[2012096] Mike Wilmot
Mike Wilmot @ The Hunting Lodge
7:30pm, Wed 7 Mar 2012
I’ve got a feeling that I’m pretty hard to please when it comes to Filthy Comedy; I really enjoy a ribald laugh, but once a certain line has been crossed – and it’s usually one where I feel that overt sexism is being used for extremely cheap laughs – I switch right off.
So when I hear that Mike Wilmot – widely regarded as a Quality Filth Merchant – is in town, he was pencilled in nice and early… I was keen to see how an expert straddled that line.
In retrospect, a 7:30 timeslot might have been a bit early for Wilmot – he spends a good twenty minutes wandering back-and-forth moaning about the daylight and the the ferris wheel in his eye-line, and the open bar within The Hunting Lodge meant that front-row patrons were wandering in front of him during this relatively placid period. And I could almost sense that Wilmot himself detected that he was out-of-sorts, and he was desperately trying to drag himself into a more comfortable vein of material.
I don’t know whether it was the receding daylight, or a more settled audience, but suddenly Wilmot lurched into his perception of The Garden – or “Rapey Park”, as he called it – and he was away.
And when he got going… boy, did he bring the filth.
It’s all based around sex, of course, contrasting his near-non-existant spousal interactions with the desperate lunges of youth: “when you’re young, you don’t know what you’re doing, so she’s moist everywhere from the waist down,” he explains, before leaping into a series of arse-licking jokes. And it seems so appropriate that this material is being delivered with minimal eye contact, measured pacing, and a voice like a frog croaking through a sandpaper throat.
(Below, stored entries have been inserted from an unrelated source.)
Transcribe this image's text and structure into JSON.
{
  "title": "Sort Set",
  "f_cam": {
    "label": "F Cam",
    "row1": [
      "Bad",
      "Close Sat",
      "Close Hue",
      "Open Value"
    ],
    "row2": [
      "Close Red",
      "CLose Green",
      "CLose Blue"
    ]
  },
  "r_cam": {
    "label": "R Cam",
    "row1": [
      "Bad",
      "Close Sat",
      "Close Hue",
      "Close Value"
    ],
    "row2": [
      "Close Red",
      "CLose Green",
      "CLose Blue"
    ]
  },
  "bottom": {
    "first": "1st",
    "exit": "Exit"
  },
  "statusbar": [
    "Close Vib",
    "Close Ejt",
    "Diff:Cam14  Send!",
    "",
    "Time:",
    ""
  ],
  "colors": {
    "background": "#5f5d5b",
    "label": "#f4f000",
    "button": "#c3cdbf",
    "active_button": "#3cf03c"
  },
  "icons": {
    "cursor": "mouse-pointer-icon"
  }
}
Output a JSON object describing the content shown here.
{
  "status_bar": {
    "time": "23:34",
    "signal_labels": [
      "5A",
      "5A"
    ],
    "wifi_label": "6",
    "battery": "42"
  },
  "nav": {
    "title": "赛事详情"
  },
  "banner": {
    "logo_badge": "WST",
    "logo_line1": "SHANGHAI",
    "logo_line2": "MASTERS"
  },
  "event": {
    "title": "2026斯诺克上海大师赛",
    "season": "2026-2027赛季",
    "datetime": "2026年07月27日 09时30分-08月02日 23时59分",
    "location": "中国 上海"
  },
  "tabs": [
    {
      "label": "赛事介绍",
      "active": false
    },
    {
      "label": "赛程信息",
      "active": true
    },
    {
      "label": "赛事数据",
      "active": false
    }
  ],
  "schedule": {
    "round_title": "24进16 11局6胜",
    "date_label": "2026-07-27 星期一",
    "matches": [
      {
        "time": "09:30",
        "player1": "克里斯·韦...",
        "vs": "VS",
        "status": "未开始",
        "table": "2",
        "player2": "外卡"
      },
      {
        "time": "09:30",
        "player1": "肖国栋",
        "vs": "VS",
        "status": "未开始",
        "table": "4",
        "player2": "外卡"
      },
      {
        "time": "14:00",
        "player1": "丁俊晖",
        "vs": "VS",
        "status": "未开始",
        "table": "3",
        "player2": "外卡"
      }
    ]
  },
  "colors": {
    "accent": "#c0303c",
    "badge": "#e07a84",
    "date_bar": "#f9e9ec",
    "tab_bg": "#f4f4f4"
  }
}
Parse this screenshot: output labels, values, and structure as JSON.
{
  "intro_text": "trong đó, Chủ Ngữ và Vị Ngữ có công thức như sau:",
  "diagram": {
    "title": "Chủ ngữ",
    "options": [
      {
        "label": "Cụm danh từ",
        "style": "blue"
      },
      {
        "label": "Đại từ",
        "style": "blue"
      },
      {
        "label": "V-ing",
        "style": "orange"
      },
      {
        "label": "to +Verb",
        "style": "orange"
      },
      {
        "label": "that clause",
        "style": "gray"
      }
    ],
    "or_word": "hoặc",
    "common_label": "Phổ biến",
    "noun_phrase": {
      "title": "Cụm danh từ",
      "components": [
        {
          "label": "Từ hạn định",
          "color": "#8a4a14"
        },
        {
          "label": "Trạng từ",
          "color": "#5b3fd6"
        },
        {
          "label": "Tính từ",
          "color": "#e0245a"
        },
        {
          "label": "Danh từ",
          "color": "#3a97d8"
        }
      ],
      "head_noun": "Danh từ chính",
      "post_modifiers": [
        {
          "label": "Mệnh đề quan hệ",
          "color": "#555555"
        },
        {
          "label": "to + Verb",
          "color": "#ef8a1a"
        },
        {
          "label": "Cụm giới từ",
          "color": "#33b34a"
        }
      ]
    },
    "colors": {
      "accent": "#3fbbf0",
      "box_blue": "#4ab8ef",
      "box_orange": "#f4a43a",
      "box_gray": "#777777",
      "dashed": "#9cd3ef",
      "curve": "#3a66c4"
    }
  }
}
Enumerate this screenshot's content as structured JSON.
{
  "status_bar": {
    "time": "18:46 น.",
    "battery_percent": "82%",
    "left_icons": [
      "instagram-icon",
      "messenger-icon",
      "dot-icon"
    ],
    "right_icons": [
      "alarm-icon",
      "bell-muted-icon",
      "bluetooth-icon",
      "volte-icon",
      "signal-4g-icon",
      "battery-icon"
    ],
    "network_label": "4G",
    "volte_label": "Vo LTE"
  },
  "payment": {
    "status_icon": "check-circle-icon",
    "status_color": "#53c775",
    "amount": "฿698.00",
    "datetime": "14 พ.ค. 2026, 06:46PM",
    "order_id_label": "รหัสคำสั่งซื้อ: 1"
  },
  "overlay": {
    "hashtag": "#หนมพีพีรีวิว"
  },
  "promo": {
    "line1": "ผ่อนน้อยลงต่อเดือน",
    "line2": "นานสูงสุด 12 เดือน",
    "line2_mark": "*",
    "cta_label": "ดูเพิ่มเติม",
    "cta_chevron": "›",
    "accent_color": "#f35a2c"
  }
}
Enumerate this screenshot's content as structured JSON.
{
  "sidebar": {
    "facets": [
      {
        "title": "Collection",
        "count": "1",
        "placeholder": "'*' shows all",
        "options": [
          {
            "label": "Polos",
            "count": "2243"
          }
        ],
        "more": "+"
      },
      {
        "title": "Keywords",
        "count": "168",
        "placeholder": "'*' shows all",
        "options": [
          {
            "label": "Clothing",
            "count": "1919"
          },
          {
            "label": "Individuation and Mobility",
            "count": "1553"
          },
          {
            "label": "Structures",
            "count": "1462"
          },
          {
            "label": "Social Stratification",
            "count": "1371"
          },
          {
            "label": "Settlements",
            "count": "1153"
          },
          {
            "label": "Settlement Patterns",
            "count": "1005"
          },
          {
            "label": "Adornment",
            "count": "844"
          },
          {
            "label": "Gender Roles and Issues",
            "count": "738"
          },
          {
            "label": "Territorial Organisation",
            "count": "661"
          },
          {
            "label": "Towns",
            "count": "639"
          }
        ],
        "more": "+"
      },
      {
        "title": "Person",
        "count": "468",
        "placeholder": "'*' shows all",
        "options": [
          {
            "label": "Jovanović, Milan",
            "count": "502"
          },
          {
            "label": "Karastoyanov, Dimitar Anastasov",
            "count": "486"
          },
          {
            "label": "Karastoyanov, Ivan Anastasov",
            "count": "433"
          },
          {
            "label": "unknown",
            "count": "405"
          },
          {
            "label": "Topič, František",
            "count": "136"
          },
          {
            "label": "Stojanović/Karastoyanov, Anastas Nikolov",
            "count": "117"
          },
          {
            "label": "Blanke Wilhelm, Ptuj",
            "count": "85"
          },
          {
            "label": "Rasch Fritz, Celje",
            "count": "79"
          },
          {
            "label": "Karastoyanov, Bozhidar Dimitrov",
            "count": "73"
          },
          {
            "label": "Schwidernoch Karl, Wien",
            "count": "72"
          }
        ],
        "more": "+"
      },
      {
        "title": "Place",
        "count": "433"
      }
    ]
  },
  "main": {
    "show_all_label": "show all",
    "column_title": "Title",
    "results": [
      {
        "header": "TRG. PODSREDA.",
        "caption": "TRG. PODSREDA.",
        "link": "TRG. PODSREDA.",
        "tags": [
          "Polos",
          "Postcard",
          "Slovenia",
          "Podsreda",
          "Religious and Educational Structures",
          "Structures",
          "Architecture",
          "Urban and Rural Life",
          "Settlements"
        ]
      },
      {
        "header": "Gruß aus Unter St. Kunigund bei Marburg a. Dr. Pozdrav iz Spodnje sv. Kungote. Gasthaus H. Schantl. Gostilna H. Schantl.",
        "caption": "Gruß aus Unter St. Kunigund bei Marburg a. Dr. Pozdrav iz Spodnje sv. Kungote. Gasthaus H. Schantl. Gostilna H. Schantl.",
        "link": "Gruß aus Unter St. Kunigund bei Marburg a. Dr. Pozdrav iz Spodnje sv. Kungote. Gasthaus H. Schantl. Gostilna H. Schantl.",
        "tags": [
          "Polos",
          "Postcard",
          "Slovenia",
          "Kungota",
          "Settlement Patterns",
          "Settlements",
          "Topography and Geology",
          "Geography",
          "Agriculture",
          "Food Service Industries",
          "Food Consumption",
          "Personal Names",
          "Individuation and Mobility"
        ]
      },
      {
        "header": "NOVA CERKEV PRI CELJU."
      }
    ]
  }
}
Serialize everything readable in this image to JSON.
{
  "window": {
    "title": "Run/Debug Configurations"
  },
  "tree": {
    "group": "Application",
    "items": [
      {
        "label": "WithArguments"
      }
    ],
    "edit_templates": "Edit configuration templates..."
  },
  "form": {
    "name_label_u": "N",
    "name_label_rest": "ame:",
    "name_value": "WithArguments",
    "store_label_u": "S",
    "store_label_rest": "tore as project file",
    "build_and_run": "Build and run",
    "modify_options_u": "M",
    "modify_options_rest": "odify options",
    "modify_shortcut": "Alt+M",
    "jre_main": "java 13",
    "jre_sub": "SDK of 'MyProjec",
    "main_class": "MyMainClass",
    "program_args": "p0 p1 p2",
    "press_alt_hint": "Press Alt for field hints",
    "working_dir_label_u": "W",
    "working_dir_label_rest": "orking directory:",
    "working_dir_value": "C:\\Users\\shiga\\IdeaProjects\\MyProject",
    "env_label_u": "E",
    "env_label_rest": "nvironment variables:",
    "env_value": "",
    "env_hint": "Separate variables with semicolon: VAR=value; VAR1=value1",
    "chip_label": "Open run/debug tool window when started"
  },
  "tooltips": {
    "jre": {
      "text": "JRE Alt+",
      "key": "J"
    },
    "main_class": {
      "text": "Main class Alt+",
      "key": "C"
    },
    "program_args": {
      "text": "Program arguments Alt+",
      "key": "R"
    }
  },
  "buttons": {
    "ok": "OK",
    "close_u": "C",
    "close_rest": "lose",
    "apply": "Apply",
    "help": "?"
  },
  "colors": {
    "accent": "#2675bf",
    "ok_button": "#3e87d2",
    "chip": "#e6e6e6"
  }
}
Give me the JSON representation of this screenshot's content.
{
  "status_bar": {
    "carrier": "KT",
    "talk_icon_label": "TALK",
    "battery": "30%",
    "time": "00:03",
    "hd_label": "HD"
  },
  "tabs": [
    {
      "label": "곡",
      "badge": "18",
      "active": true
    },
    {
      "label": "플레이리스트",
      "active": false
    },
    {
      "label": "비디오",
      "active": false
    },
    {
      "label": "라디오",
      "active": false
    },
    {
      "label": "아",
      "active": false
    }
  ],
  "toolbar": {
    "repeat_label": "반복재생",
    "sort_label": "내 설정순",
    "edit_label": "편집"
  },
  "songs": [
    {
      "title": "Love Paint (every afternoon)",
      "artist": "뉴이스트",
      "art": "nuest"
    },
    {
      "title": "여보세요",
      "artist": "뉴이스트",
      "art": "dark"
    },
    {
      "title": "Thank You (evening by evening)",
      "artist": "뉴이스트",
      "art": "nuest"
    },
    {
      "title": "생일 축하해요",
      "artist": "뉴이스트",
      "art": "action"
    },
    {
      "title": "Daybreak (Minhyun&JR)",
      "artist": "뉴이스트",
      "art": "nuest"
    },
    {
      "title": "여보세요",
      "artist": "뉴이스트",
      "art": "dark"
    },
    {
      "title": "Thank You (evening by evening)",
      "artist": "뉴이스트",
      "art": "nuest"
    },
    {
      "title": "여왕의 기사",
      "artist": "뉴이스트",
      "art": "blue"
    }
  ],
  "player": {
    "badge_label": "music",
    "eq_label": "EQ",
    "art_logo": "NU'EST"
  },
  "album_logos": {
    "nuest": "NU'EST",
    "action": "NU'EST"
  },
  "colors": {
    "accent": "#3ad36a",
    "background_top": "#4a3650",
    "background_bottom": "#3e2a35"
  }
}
It’s not all rude, though – some of Wilmot’s more acerbic material is based around his love/hate relationship with his wife, and – being Canadian (“beavers and freezing”) – his sufferance of the weather comes into it. Punchlines can occasionally come from nowhere, yet always feel right for the joke, and that gravelly voice just works perfectly with the material. Whilst Wilmot’s set this evening felt a little uneven, it’s clear that he’s got the confidence to ease into material too dirty for other comedians to touch… and then wallow in it for our amusement.